Ticketless – Millenaristi

Gli storici millenials ti redarguiscono quando paragoni le guerre attuali a quelle novecentesche, non parliamo poi della legittima difesa, che affratella da sempre le Resistenze fra loro, ma anche questa appare un arcaismo: “Tu ragioni con strumenti inadeguati, inattuali, i tuoi ragionamenti sono novecenteschi, il mondo è mutato”. L’argomento mi pare alquanto sciocco: la storia è un fluire di eventi che scorrono da un secolo all’altro trascinandosi dietro come valanghe gli errori commessi, i problemi insoluti o risolti nel modo sbagliato; le guerre e la storia che le descrive, diceva Elsa Morante, sono uno scandalo che dura da millenni: un fluire di rapporti di forza, di sistemi di potere, di dittatori insanguinati che se ne infischiano dei salti da un secolo all’altro. La storia, come la natura, non facit saltus. Ce n’eravamo dimenticati, cullandoci nella bambagia e dando credito a quell’altra sciocchezza che era la categoria di “fine della storia”.
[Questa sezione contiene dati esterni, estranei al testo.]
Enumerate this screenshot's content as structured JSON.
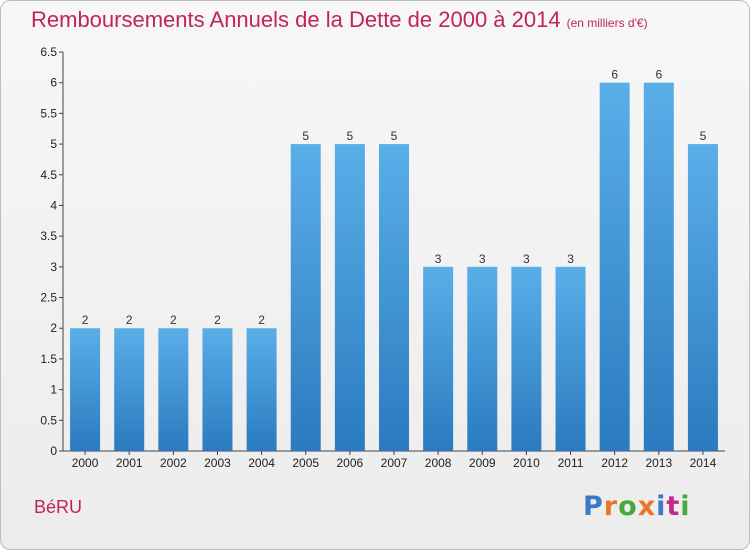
{
  "header": {
    "title": "Remboursements Annuels de la Dette de 2000 à 2014",
    "unit": "(en milliers d'€)"
  },
  "footer": {
    "commune": "BéRU",
    "logo_text": "Proxiti"
  },
  "colors": {
    "title": "#c0245c",
    "bar_top": "#5aaee8",
    "bar_bottom": "#2a7bbf",
    "logo": [
      "#3a78c8",
      "#e8762a",
      "#4aa83a",
      "#e8762a",
      "#3a78c8",
      "#c02a8a",
      "#4aa83a"
    ]
  },
  "chart_data": {
    "type": "bar",
    "title": "Remboursements Annuels de la Dette de 2000 à 2014",
    "subtitle": "(en milliers d'€)",
    "categories": [
      "2000",
      "2001",
      "2002",
      "2003",
      "2004",
      "2005",
      "2006",
      "2007",
      "2008",
      "2009",
      "2010",
      "2011",
      "2012",
      "2013",
      "2014"
    ],
    "values": [
      2,
      2,
      2,
      2,
      2,
      5,
      5,
      5,
      3,
      3,
      3,
      3,
      6,
      6,
      5
    ],
    "ylim": [
      0,
      6.5
    ],
    "yticks": [
      "0",
      "0.5",
      "1",
      "1.5",
      "2",
      "2.5",
      "3",
      "3.5",
      "4",
      "4.5",
      "5",
      "5.5",
      "6",
      "6.5"
    ],
    "grid": false,
    "xlabel": "",
    "ylabel": ""
  }
}
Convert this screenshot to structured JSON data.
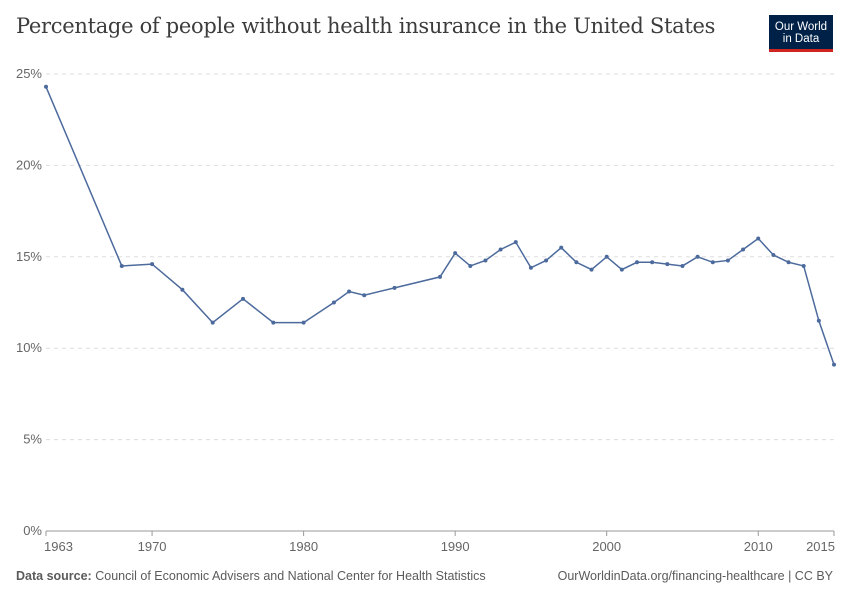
{
  "title": "Percentage of people without health insurance in the United States",
  "logo": {
    "line1": "Our World",
    "line2": "in Data"
  },
  "footer": {
    "source_label": "Data source:",
    "source_text": "Council of Economic Advisers and National Center for Health Statistics",
    "url": "OurWorldinData.org/financing-healthcare | CC BY"
  },
  "colors": {
    "series": "#4c6a9c",
    "grid": "#dddddd",
    "logo_bg": "#002147",
    "logo_accent": "#ce261e"
  },
  "chart_data": {
    "type": "line",
    "title": "Percentage of people without health insurance in the United States",
    "xlim": [
      1963,
      2015
    ],
    "ylim": [
      0,
      25
    ],
    "x_ticks": [
      1963,
      1970,
      1980,
      1990,
      2000,
      2010,
      2015
    ],
    "y_ticks": [
      0,
      5,
      10,
      15,
      20,
      25
    ],
    "y_tick_labels": [
      "0%",
      "5%",
      "10%",
      "15%",
      "20%",
      "25%"
    ],
    "grid": "horizontal dashed",
    "series": [
      {
        "x": [
          1963,
          1968,
          1970,
          1972,
          1974,
          1976,
          1978,
          1980,
          1982,
          1983,
          1984,
          1986,
          1989,
          1990,
          1991,
          1992,
          1993,
          1994,
          1995,
          1996,
          1997,
          1998,
          1999,
          2000,
          2001,
          2002,
          2003,
          2004,
          2005,
          2006,
          2007,
          2008,
          2009,
          2010,
          2011,
          2012,
          2013,
          2014,
          2015
        ],
        "y": [
          24.3,
          14.5,
          14.6,
          13.2,
          11.4,
          12.7,
          11.4,
          11.4,
          12.5,
          13.1,
          12.9,
          13.3,
          13.9,
          15.2,
          14.5,
          14.8,
          15.4,
          15.8,
          14.4,
          14.8,
          15.5,
          14.7,
          14.3,
          15.0,
          14.3,
          14.7,
          14.7,
          14.6,
          14.5,
          15.0,
          14.7,
          14.8,
          15.4,
          16.0,
          15.1,
          14.7,
          14.5,
          11.5,
          9.1
        ]
      }
    ]
  }
}
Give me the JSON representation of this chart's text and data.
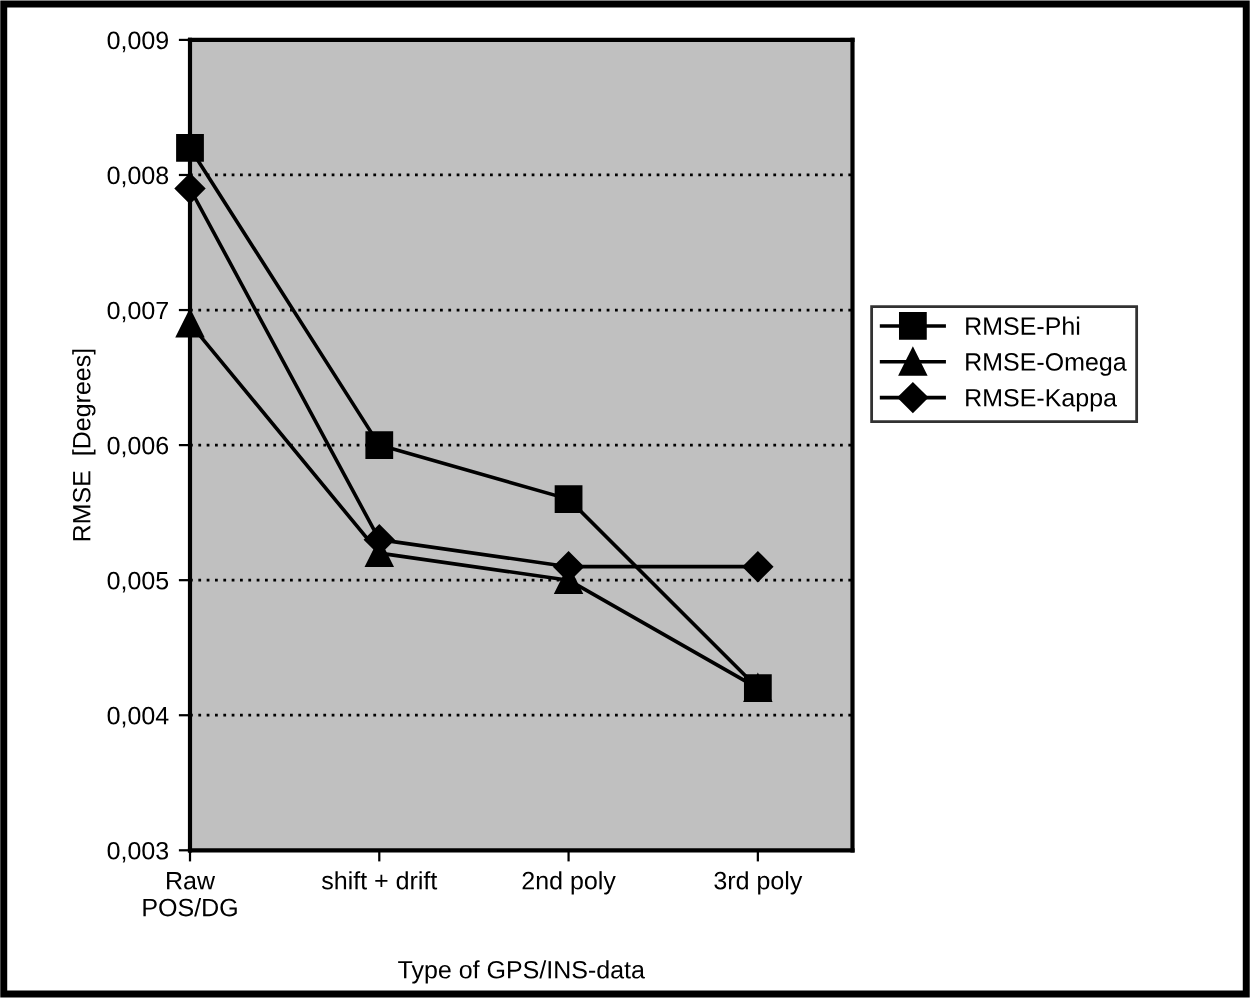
{
  "chart_data": {
    "type": "line",
    "xlabel": "Type of GPS/INS-data",
    "ylabel": "RMSE  [Degrees]",
    "categories": [
      "Raw\nPOS/DG",
      "shift + drift",
      "2nd poly",
      "3rd poly"
    ],
    "series": [
      {
        "name": "RMSE-Phi",
        "color": "#000000",
        "marker": "square",
        "values": [
          0.0082,
          0.006,
          0.0056,
          0.0042
        ]
      },
      {
        "name": "RMSE-Omega",
        "color": "#000000",
        "marker": "triangle",
        "values": [
          0.0069,
          0.0052,
          0.005,
          0.0042
        ]
      },
      {
        "name": "RMSE-Kappa",
        "color": "#000000",
        "marker": "diamond",
        "values": [
          0.0079,
          0.0053,
          0.0051,
          0.0051
        ]
      }
    ],
    "ylim": [
      0.003,
      0.009
    ],
    "yticks": [
      {
        "value": 0.003,
        "label": "0,003"
      },
      {
        "value": 0.004,
        "label": "0,004"
      },
      {
        "value": 0.005,
        "label": "0,005"
      },
      {
        "value": 0.006,
        "label": "0,006"
      },
      {
        "value": 0.007,
        "label": "0,007"
      },
      {
        "value": 0.008,
        "label": "0,008"
      },
      {
        "value": 0.009,
        "label": "0,009"
      }
    ],
    "grid": "y",
    "legend": "right",
    "line_style": "solid"
  }
}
Non è che al tramonto di un secolo, all’anno fatidico -99, come fosse uno yoghurt, un problema viene a scadenza, perde le sue spinte vitali. Il nuovo peso che Israele ha nella scena politica internazionale si era già visto durante la pandemia, e lo si rivede adesso nel viaggi e negli sforzi di Bennett, ma il nuovo è il prodotto dell’antico, nel bene e nel male, come s’è visto dal discorso di Zelensky alla Knesset e dalle reazioni che ha suscitato. In questi primi venti anni del XXI secolo sono mutati i rapporti di forza fra le grandi potenze: gli Stati Uniti non hanno più la forza di ieri, l’Europa non riesce a decidere quale sia il suo ruolo, la Cina è sempre più forte, ma seppure mutate le grandi potenze si fanno guerra esattamente come uno due tre secoli fa. In particolare, la Russia svela in queste ore la sua incapacità di superare il 1989 e di costruire su basi democratiche e libere una società nuova. La colpa non è solo di Putin.
All’alba del nuovo millennio, gli analisti e gli studiosi si divertono a fare i venditori di almanacchi, gli pseudo-profeti, se ne vedono a iosa negli schermi televisivi; invece dovrebbero mettere i problemi sul tavolo, esaminarli uno per uno in rapporto a quello che è accaduto ieri o ieri l’altro, con gli strumenti di cui dispongono senza curarsi di una fittizia frammentazione del calendario. Se mai, il susseguirsi dei secoli potrebbe indurre a riscoprire non il nuovo, ma l’eterno ritorno della sopraffazione, dell’aggressore che umilia l’aggredito, dell’inerme costretto a fuggire. Tanto varrebbe allora recuperare la saggezza romanesca del vecchio e caro Belli. Al papa che cercava di impartirgli una lezione di teologia applicata alla storia, ribadiva la sua antica saggezza: “L’uno buggera l’altro, Santità”.